Optimizing the Design of a Dry-Type Single Phase Gapped-Core Shunt Reactor to Empower National Industries

Abstract

The import dependency of essential components in our country's electrical power system poses a significant challenge, emphasizing the importance of focusing on the design, development, and maintenance of power system components, particularly shunt reactors, from an economic standpoint. Domestic production of these components contributes to employment opportunities and enhances self-sufficiency. This study aims to address these challenges by optimizing the design of a dry-type single phase gapped-core shunt reactor with a rating of 100 kVAr and 10 kV. The reactor operates at a frequency of 50 Hz and experiences a maximum core flux density of 1.2 T. The study thoroughly examines the fundamental aspects related to the design of gapped-core shunt reactors.
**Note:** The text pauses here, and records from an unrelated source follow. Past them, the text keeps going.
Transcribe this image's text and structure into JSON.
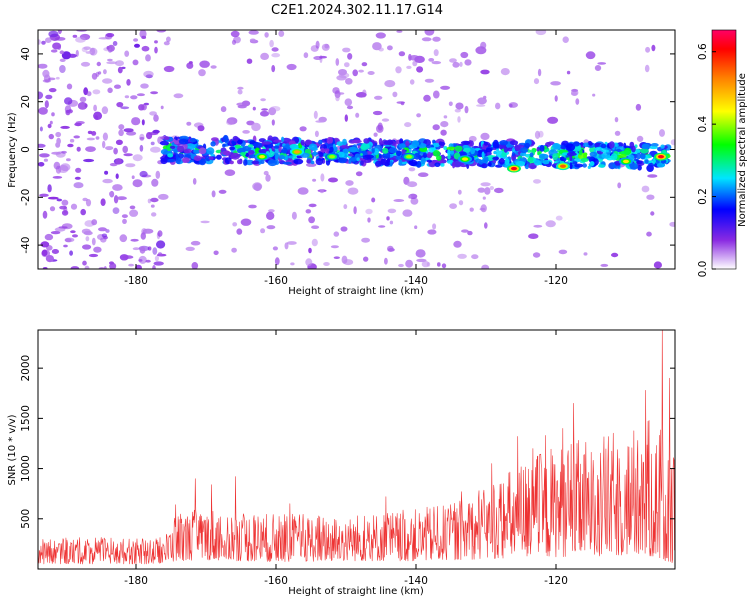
{
  "title": "C2E1.2024.302.11.17.G14",
  "chart_data": [
    {
      "type": "heatmap",
      "xlabel": "Height of straight line (km)",
      "ylabel": "Frequency (Hz)",
      "xlim": [
        -194,
        -103
      ],
      "ylim": [
        -50,
        50
      ],
      "x_ticks": [
        -180,
        -160,
        -140,
        -120
      ],
      "y_ticks": [
        -40,
        -20,
        0,
        20,
        40
      ],
      "colorbar": {
        "label": "Normalized spectral amplitude",
        "range": [
          0.0,
          0.66
        ],
        "ticks": [
          "0.0",
          "0.2",
          "0.4",
          "0.6"
        ],
        "colors": [
          "#ffffff",
          "#8a2be2",
          "#0000ff",
          "#00e5ff",
          "#00ff00",
          "#ffff00",
          "#ff7f00",
          "#ff0000",
          "#ff0066"
        ]
      },
      "signal_band": {
        "x_range": [
          -176,
          -104
        ],
        "frequency_center_at_start": 0,
        "frequency_center_at_end": -3,
        "half_width_hz": 5
      },
      "hot_spots": [
        {
          "x": -162,
          "y": -3,
          "level": 0.45
        },
        {
          "x": -157,
          "y": -1,
          "level": 0.5
        },
        {
          "x": -152,
          "y": -3,
          "level": 0.4
        },
        {
          "x": -141,
          "y": -3,
          "level": 0.4
        },
        {
          "x": -133,
          "y": -4,
          "level": 0.45
        },
        {
          "x": -126,
          "y": -8,
          "level": 0.62
        },
        {
          "x": -119,
          "y": -7,
          "level": 0.55
        },
        {
          "x": -110,
          "y": -5,
          "level": 0.45
        },
        {
          "x": -105,
          "y": -3,
          "level": 0.62
        }
      ]
    },
    {
      "type": "line",
      "xlabel": "Height of straight line (km)",
      "ylabel": "SNR (10 * v/v)",
      "xlim": [
        -194,
        -103
      ],
      "ylim": [
        0,
        2380
      ],
      "x_ticks": [
        -180,
        -160,
        -140,
        -120
      ],
      "y_ticks": [
        500,
        1000,
        1500,
        2000
      ],
      "series": [
        {
          "color": "#ee3333",
          "envelope": {
            "x": [
              -194,
              -186,
              -178,
              -176,
              -174,
              -170,
              -160,
              -150,
              -140,
              -135,
              -130,
              -125,
              -120,
              -115,
              -110,
              -107,
              -105,
              -103
            ],
            "lower": [
              50,
              50,
              50,
              60,
              80,
              90,
              70,
              80,
              80,
              90,
              100,
              110,
              120,
              130,
              130,
              120,
              100,
              40
            ],
            "upper": [
              300,
              320,
              300,
              330,
              560,
              620,
              550,
              550,
              600,
              650,
              800,
              1100,
              1250,
              1300,
              1400,
              1500,
              1450,
              1100
            ]
          },
          "peaks": [
            {
              "x": -174.3,
              "y": 640
            },
            {
              "x": -171.5,
              "y": 900
            },
            {
              "x": -169.2,
              "y": 840
            },
            {
              "x": -165.8,
              "y": 920
            },
            {
              "x": -158.0,
              "y": 650
            },
            {
              "x": -144.3,
              "y": 720
            },
            {
              "x": -133.5,
              "y": 770
            },
            {
              "x": -131.0,
              "y": 780
            },
            {
              "x": -129.2,
              "y": 1050
            },
            {
              "x": -127.5,
              "y": 850
            },
            {
              "x": -125.5,
              "y": 1320
            },
            {
              "x": -123.3,
              "y": 1200
            },
            {
              "x": -121.5,
              "y": 1330
            },
            {
              "x": -119.0,
              "y": 1400
            },
            {
              "x": -117.5,
              "y": 1650
            },
            {
              "x": -111.0,
              "y": 1100
            },
            {
              "x": -108.6,
              "y": 1000
            },
            {
              "x": -107.2,
              "y": 1780
            },
            {
              "x": -105.8,
              "y": 1150
            },
            {
              "x": -104.8,
              "y": 2380
            },
            {
              "x": -103.8,
              "y": 1900
            }
          ]
        }
      ]
    }
  ]
}
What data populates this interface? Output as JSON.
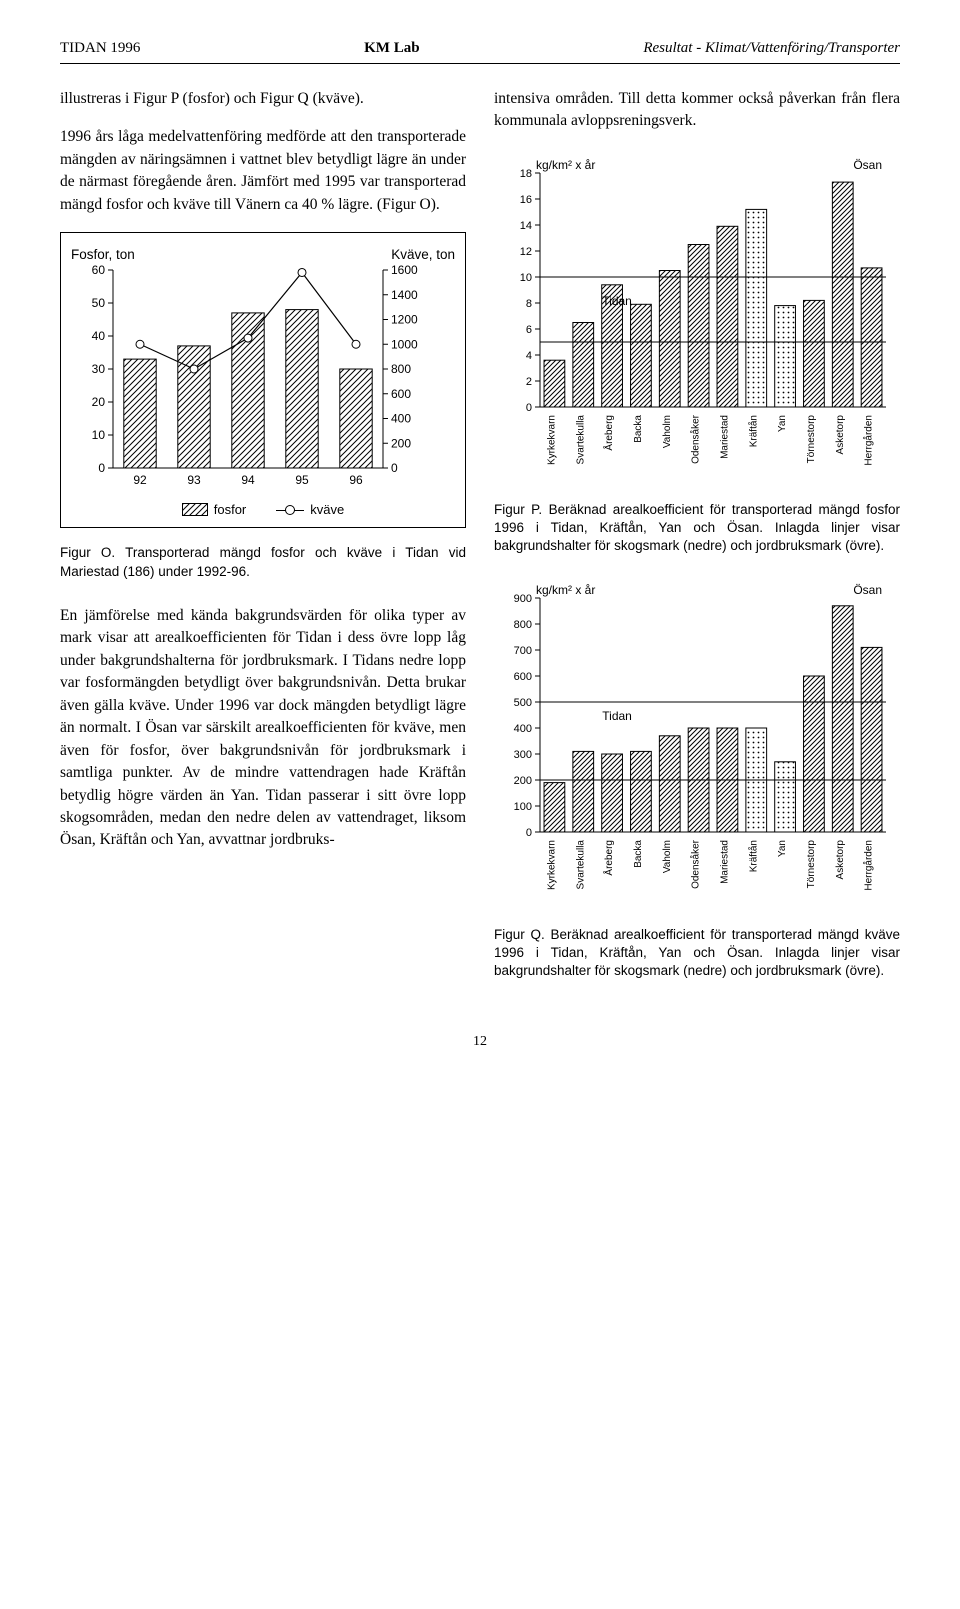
{
  "header": {
    "left": "TIDAN 1996",
    "center": "KM Lab",
    "right": "Resultat - Klimat/Vattenföring/Transporter"
  },
  "col_left": {
    "para1": "illustreras i Figur P (fosfor) och Figur Q (kväve).",
    "para2": "1996 års låga medelvattenföring medförde att den transporterade mängden av näringsämnen i vattnet blev betydligt lägre än under de närmast föregående åren. Jämfört med 1995 var transporterad mängd fosfor och kväve till Vänern ca 40 % lägre. (Figur O).",
    "chartO": {
      "left_axis_label": "Fosfor, ton",
      "right_axis_label": "Kväve, ton",
      "years": [
        "92",
        "93",
        "94",
        "95",
        "96"
      ],
      "fosfor_values": [
        33,
        37,
        47,
        48,
        30
      ],
      "kvave_values": [
        1000,
        800,
        1050,
        1580,
        1000
      ],
      "left_ylim": [
        0,
        60
      ],
      "left_ytick_step": 10,
      "right_ylim": [
        0,
        1600
      ],
      "right_ytick_step": 200,
      "bar_pattern": "diag-hatch",
      "legend": {
        "bar": "fosfor",
        "line": "kväve"
      },
      "stroke": "#000000",
      "bg": "#ffffff"
    },
    "captionO": "Figur O. Transporterad mängd fosfor och kväve i Tidan vid Mariestad (186) under 1992-96.",
    "para3": "En jämförelse med kända bakgrundsvärden för olika typer av mark visar att arealkoefficienten för Tidan i dess övre lopp låg under bakgrundshalterna för jordbruksmark. I Tidans nedre lopp var fosformängden betydligt över bakgrundsnivån. Detta brukar även gälla kväve. Under 1996 var dock mängden betydligt lägre än normalt. I Ösan var särskilt arealkoefficienten för kväve, men även för fosfor, över bakgrundsnivån för jordbruksmark i samtliga punkter. Av de mindre vattendragen hade Kräftån betydlig högre värden än Yan. Tidan passerar i sitt övre lopp skogsområden, medan den nedre delen av vattendraget, liksom Ösan, Kräftån och Yan, avvattnar jordbruks-"
  },
  "col_right": {
    "para1": "intensiva områden. Till detta kommer också påverkan från flera kommunala avloppsreningsverk.",
    "chartP": {
      "ylabel": "kg/km² x år",
      "annot_right": "Ösan",
      "annot_inside": "Tidan",
      "categories": [
        "Kyrkekvarn",
        "Svartekulla",
        "Åreberg",
        "Backa",
        "Vaholm",
        "Odensåker",
        "Mariestad",
        "Kräftån",
        "Yan",
        "Törnestorp",
        "Asketorp",
        "Herrgården"
      ],
      "values": [
        3.6,
        6.5,
        9.4,
        7.9,
        10.5,
        12.5,
        13.9,
        15.2,
        7.8,
        8.2,
        17.3,
        10.7
      ],
      "ylim": [
        0,
        18
      ],
      "ytick_step": 2,
      "ref_lines": [
        5,
        10
      ],
      "patterns": [
        "h",
        "h",
        "h",
        "h",
        "h",
        "h",
        "h",
        "d",
        "d",
        "h",
        "h",
        "h"
      ],
      "stroke": "#000000"
    },
    "captionP": "Figur P. Beräknad arealkoefficient för transporterad mängd fosfor 1996 i Tidan, Kräftån, Yan och Ösan. Inlagda linjer visar bakgrundshalter för skogsmark (nedre) och jordbruksmark (övre).",
    "chartQ": {
      "ylabel": "kg/km² x år",
      "annot_right": "Ösan",
      "annot_inside": "Tidan",
      "categories": [
        "Kyrkekvarn",
        "Svartekulla",
        "Åreberg",
        "Backa",
        "Vaholm",
        "Odensåker",
        "Mariestad",
        "Kräftån",
        "Yan",
        "Törnestorp",
        "Asketorp",
        "Herrgården"
      ],
      "values": [
        190,
        310,
        300,
        310,
        370,
        400,
        400,
        400,
        270,
        600,
        870,
        710
      ],
      "ylim": [
        0,
        900
      ],
      "ytick_step": 100,
      "ref_lines": [
        200,
        500
      ],
      "patterns": [
        "h",
        "h",
        "h",
        "h",
        "h",
        "h",
        "h",
        "d",
        "d",
        "h",
        "h",
        "h"
      ],
      "stroke": "#000000"
    },
    "captionQ": "Figur Q. Beräknad arealkoefficient för transporterad mängd kväve 1996 i Tidan, Kräftån, Yan och Ösan. Inlagda linjer visar bakgrundshalter för skogsmark (nedre) och jordbruksmark (övre)."
  },
  "pagenum": "12"
}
An optimal design is achieved by determining the optimal ratio of the cross-sectional area to the height of each core disk, employing a MATLAB code to minimize the reactor's initial manufacturing cost (IC) or losses. In addition, the proposed design undergoes simulation and analysis using the finite element method (FEM) in the MAXWELL software. The reactor's inductance is obtained through both Maxwell three-dimensional (3D) simulation and analytical methods, demonstrating a reasonable agreement that validates the effectiveness and reliability of the proposed approach.